Chloe looked into Tros' eyes. She laid the palms of her hands against his breast, her lip quivering for a second—on the verge of tears, but struggling to regain her self-control.
"Lord Tros," she said, "there isn't a slave in Gades but knows Cæsar would jump at an excuse to invade Pompey's province. Pompey and Cæsar pretend to be friends. They're as friendly as two lovers of one woman! Balbus is Pompey's nominee, and he is willing to win Gaul for Pompey or to betray Spain into Cæsar's hands, whichever of the two he thinks is stronger. All men know there will be war before long, and none can guess whether Pompey or Cæsar will win. Pompey is lazy, proud, rich, popular. Cæsar is energetic, loved, feared, hated, deep in debt."
"Wager your peculium on Cæsar!" Tros advised.
"Nay, on Horatius Verres! Have you ever loved a woman?" she asked.
Tros did not answer. He stroked his chin, watching her eyes. She asked him another question.
"Do you think it possible for me to tell the truth?"

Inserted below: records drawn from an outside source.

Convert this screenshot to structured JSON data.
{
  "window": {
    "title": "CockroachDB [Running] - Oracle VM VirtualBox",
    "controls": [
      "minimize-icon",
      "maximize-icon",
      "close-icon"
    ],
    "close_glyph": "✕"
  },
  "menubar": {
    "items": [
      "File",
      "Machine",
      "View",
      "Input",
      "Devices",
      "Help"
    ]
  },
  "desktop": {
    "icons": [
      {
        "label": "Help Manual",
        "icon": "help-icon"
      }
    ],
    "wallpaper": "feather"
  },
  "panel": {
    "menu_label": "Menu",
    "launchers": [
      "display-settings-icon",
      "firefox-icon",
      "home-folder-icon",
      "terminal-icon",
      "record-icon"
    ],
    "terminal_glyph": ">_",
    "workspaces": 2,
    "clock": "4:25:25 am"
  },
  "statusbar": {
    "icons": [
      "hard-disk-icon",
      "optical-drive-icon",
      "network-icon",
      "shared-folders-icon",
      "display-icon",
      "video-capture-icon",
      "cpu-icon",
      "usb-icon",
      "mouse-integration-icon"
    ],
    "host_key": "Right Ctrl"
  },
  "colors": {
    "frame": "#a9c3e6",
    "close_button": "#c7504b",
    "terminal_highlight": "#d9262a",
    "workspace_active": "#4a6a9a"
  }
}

He nodded. He expected a prodigious lie was coming. Her eyes were melting, soft, abrim with tears, held bravely back. The stage was all set for Gadean trickery. But she surprized him.

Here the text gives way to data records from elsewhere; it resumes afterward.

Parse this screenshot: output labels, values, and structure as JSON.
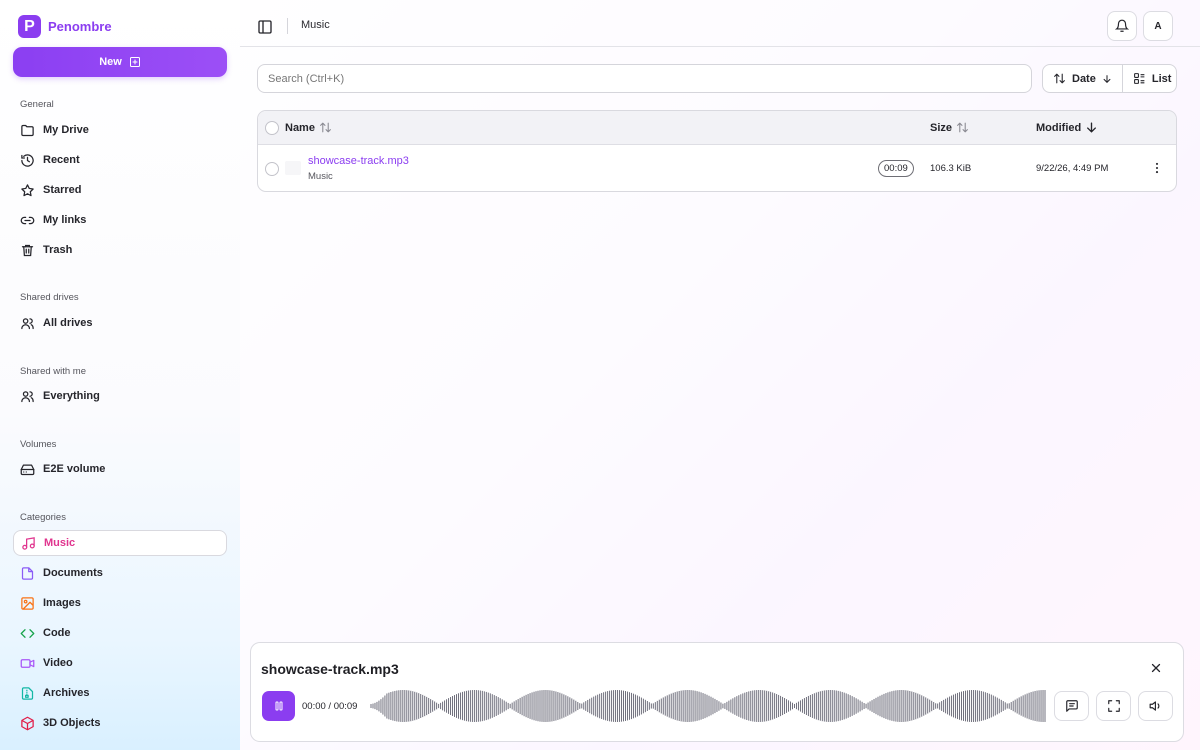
{
  "brand": {
    "name": "Penombre",
    "logo_letter": "P",
    "accent": "#8b3df0"
  },
  "sidebar": {
    "new_label": "New",
    "sections": [
      {
        "title": "General",
        "items": [
          {
            "label": "My Drive",
            "icon": "folder-icon"
          },
          {
            "label": "Recent",
            "icon": "clock-icon"
          },
          {
            "label": "Starred",
            "icon": "star-icon"
          },
          {
            "label": "My links",
            "icon": "link-icon"
          },
          {
            "label": "Trash",
            "icon": "trash-icon"
          }
        ]
      },
      {
        "title": "Shared drives",
        "items": [
          {
            "label": "All drives",
            "icon": "users-icon"
          }
        ]
      },
      {
        "title": "Shared with me",
        "items": [
          {
            "label": "Everything",
            "icon": "users-icon"
          }
        ]
      },
      {
        "title": "Volumes",
        "items": [
          {
            "label": "E2E volume",
            "icon": "hard-drive-icon"
          }
        ]
      },
      {
        "title": "Categories",
        "items": [
          {
            "label": "Music",
            "icon": "music-icon",
            "color": "#e0348e",
            "active": true
          },
          {
            "label": "Documents",
            "icon": "document-icon",
            "color": "#8b5cf6"
          },
          {
            "label": "Images",
            "icon": "image-icon",
            "color": "#f97316"
          },
          {
            "label": "Code",
            "icon": "code-icon",
            "color": "#16a34a"
          },
          {
            "label": "Video",
            "icon": "video-icon",
            "color": "#a855f7"
          },
          {
            "label": "Archives",
            "icon": "archive-icon",
            "color": "#14b8a6"
          },
          {
            "label": "3D Objects",
            "icon": "cube-icon",
            "color": "#e11d48"
          }
        ]
      }
    ]
  },
  "topbar": {
    "breadcrumb": "Music",
    "avatar_initial": "A"
  },
  "toolbar": {
    "search_placeholder": "Search (Ctrl+K)",
    "sort_label": "Date",
    "view_label": "List"
  },
  "table": {
    "columns": {
      "name": "Name",
      "size": "Size",
      "modified": "Modified"
    },
    "rows": [
      {
        "name": "showcase-track.mp3",
        "category": "Music",
        "duration": "00:09",
        "size": "106.3 KiB",
        "modified": "9/22/26, 4:49 PM"
      }
    ]
  },
  "player": {
    "title": "showcase-track.mp3",
    "time": "00:00 / 00:09"
  }
}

"I would die for Horatius Verres! I would submit to torture for him. But not for you, Pkauchios, Simon, Balbus, Cæsar nor any other man!"
"Pearls?" Tros asked her, studying her face.

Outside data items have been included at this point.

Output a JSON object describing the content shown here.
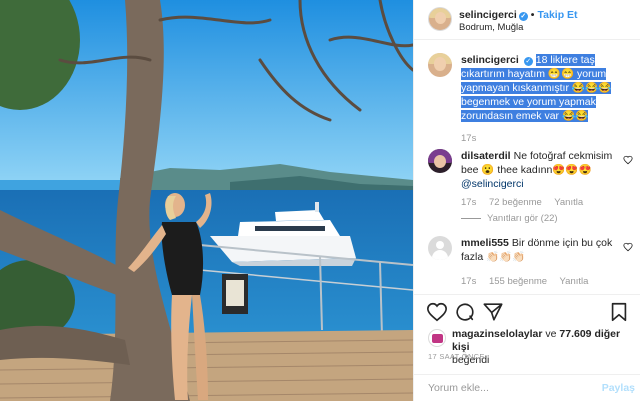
{
  "post": {
    "username": "selincigerci",
    "follow_label": "Takip Et",
    "location": "Bodrum, Muğla",
    "caption": {
      "username": "selincigerci",
      "text": "18 liklere taş cıkartırım hayatım 😁😁 yorum yapmayan kıskanmıştır 😂😂😂 begenmek ve yorum yapmak zorundasın emek var 😂😂",
      "time": "17s"
    }
  },
  "comments": [
    {
      "username": "dilsaterdil",
      "text": "Ne fotoğraf cekmisim bee 😮 thee kadınn😍😍😍",
      "mention": "@selincigerci",
      "time": "17s",
      "likes": "72 beğenme",
      "reply_label": "Yanıtla",
      "replies_label": "Yanıtları gör (22)"
    },
    {
      "username": "mmeli555",
      "text": "Bir dönme için bu çok fazla 👏🏻👏🏻👏🏻",
      "time": "17s",
      "likes": "155 beğenme",
      "reply_label": "Yanıtla"
    }
  ],
  "likes_summary": {
    "user": "magazinselolaylar",
    "connector": "ve",
    "others": "77.609 diğer kişi",
    "suffix": "beğendi"
  },
  "timestamp": "17 SAAT ÖNCE",
  "comment_box": {
    "placeholder": "Yorum ekle...",
    "post_label": "Paylaş"
  },
  "icons": {
    "like": "heart-icon",
    "comment": "comment-icon",
    "share": "share-icon",
    "save": "bookmark-icon",
    "verified": "verified-badge-icon"
  },
  "colors": {
    "accent": "#3897f0",
    "highlight": "#3e7fe0",
    "muted": "#999999",
    "text": "#262626"
  }
}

She reached for the hem of her chlamys and produced the one pearl he had already given her, holding it out in the palm of her hand.
"You may keep them! Simon may keep my money unless you find a way of freeing me tonight! I will sing no more. I will dance no more and please none but myself. For they shall buy me where the other dead slaves' bodies rot if I lose Horatius Verres. Tros of Samothrace, if you have never loved a woman—"
"Come," said Tros.
The long-boat set them on the seaweed-littered beach, where an officer of Balearic slingers, aping Roman airs and very splendid in his clanking bronze, signed to Tros to pass on, but demanded to be told by what right Simon, the Jew, paid visits to a foreign ship in harbor. A party of Simon's slaves, with his great unwieldy, paneled litter in their midst had been detained some distance o£F, a detachment of slingers guarding them.
Simon began to argue excitedly, gesticulating, gasping as the nervousness increased his asthma. Chloe interrupted.
"Do you know me?" she asked.
"I pass you, exquisite Chloe!" the officer answered in Latin with an atrocious Balearic accent.
"I pass Simon!" she retorted. "Do you dare to prevent me?"
"But Chloe—"
"Bring me Simon's slaves or count me your enemy!" she interrupted.
With a half humorous grimace the officer beckoned to his men to let Simon's slaves advance.
"Remember me, O favorite of Fortune!" he said to Chloe. "My name is Metellus."
"I will mention you to Balbus. I will lie to him about your good looks and your loyalty," she promised, and motioned to Simon to climb into his litter.
"Be your memory as nimble as your wits and feet!" Metellus answered, shrugging his shoulders and signing to his men to let the party pass.
Those Balearic slingers lined along the beach were a godsend from Tros' point of view. There was a crowd of hucksters, pimps, idlers and loose women noisily protesting because the soldiers would not let them approach the shore. In the distance where the fishing boats were anchored three liburnians patrolled the waterfront and kept small boats from putting out. There was no chance of communication with the ship, no risk of the crew getting drunk or of Jaun Aksue and his Eskualdenak escaping.
All the way to the city gate the road was lined with idlers who had come to stare and touts who heralded the fame of Gades' brothels. They praised Tros' purple cloak, admired his bulk and strength, flattered, coaxed and tried to tempt him with descriptions of alleged delights, pawing at him, pulling, fighting one another, spitting and cursing at Simon's slaves for thrusting the litter through their ranks. They offered horses, donkeys, mules, drink, women and at last a litter.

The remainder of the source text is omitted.